As we drove beside the bay we saw this strange yellow paddle boat with a long nose scooping up something green. Mark has become the master of U-turns as he whipped the car around to take another look. The bright yellow paddle boat was just unloading its stringy load of sea weed when we got back to the boat dock.

We watched as the load of sea weed went up the conveyor belt on the ramp and emptied into a large truck. We have also become masters at asking questions, so Mark struck up a conversation with the truck driver. He found that they harvest sea weed out of this bay once a year. It becomes a nuisance as it wraps around the propellers of boats trying to get in or out of the bay. This warmer-than-usual summer has produced a bumper crop of sea weed. These loads are spread over crop land in the area since it is a great source of nitrogen.

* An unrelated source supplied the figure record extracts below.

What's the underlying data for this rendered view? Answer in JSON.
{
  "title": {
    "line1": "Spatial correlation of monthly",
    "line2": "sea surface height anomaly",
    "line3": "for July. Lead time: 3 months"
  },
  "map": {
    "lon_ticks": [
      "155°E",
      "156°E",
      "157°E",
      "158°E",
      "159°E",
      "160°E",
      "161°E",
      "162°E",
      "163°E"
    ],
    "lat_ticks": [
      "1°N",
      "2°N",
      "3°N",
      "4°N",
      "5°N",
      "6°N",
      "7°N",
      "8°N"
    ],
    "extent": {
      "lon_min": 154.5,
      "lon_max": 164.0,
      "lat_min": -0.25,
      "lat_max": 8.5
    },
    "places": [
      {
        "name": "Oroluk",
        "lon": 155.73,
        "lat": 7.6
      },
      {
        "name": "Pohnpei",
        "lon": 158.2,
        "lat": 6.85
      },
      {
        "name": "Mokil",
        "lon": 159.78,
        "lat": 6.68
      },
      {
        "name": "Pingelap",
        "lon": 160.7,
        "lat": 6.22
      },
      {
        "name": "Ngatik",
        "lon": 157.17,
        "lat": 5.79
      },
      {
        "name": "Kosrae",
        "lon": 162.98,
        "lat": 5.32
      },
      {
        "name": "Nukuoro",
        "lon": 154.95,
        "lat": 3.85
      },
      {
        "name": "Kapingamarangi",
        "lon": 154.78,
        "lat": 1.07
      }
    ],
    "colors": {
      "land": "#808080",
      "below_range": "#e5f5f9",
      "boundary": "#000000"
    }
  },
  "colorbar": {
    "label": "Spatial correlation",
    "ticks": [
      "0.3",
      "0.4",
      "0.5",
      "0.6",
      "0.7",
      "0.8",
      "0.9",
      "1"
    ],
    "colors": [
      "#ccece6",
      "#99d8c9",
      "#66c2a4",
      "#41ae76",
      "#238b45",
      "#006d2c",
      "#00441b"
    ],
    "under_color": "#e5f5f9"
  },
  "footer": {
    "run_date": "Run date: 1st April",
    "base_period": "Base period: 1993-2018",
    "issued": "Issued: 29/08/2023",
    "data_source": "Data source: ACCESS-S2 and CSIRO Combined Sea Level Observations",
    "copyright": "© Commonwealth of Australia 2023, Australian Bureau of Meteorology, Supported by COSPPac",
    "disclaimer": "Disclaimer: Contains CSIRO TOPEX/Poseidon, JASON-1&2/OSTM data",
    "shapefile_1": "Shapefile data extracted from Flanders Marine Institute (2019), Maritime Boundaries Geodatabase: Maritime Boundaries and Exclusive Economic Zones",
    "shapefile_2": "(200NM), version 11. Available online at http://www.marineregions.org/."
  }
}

Our lighthouse tour guide told us about a neat little market about three miles from Sodus Point. We enjoyed some tasty sandwiches and salads, and marveled at the number of large mums that filled the parking lot in front of the market. Some mums are annuals here because of their cold winters, and we have seen more of them for sale this fall than ever before.

We have seen some evidence of that brutal New York winter weather. There are snowmobile crossing signs up and down the highways. That's not something you'll ever see in Oklahoma.

We then made a trip to the Farmer's Market in Sodus Center (after we couldn't find it in the similarly-named town of Sodus) to buy more fresh vegetables and baked goods. We haven't visited a grocery store in a long time because we can usually get everything we need at local markets.

Our evening plans included a trip to Fair Haven State Park. Denisa had read an article that listed the ten best spots to watch the sunset in the world. Since we couldn't get to Greece, South Africa, or Brazil tonight, we opted for the second one on the list--Fair Haven, New York. We're pretty sure the town of Fair Haven took some liberties with the official top ten list, but it got us out to the beach on a lovely evening.

It took an uneven walk on a broken jetty to get to the best viewing place in the park.

We waited patiently as the sun turned golden as it sunk lower in the sky.

We'll be leaving tomorrow for a new camp site in eastern New York. But we highly recommend a September stay in Wayne County, New York, during apple harvest!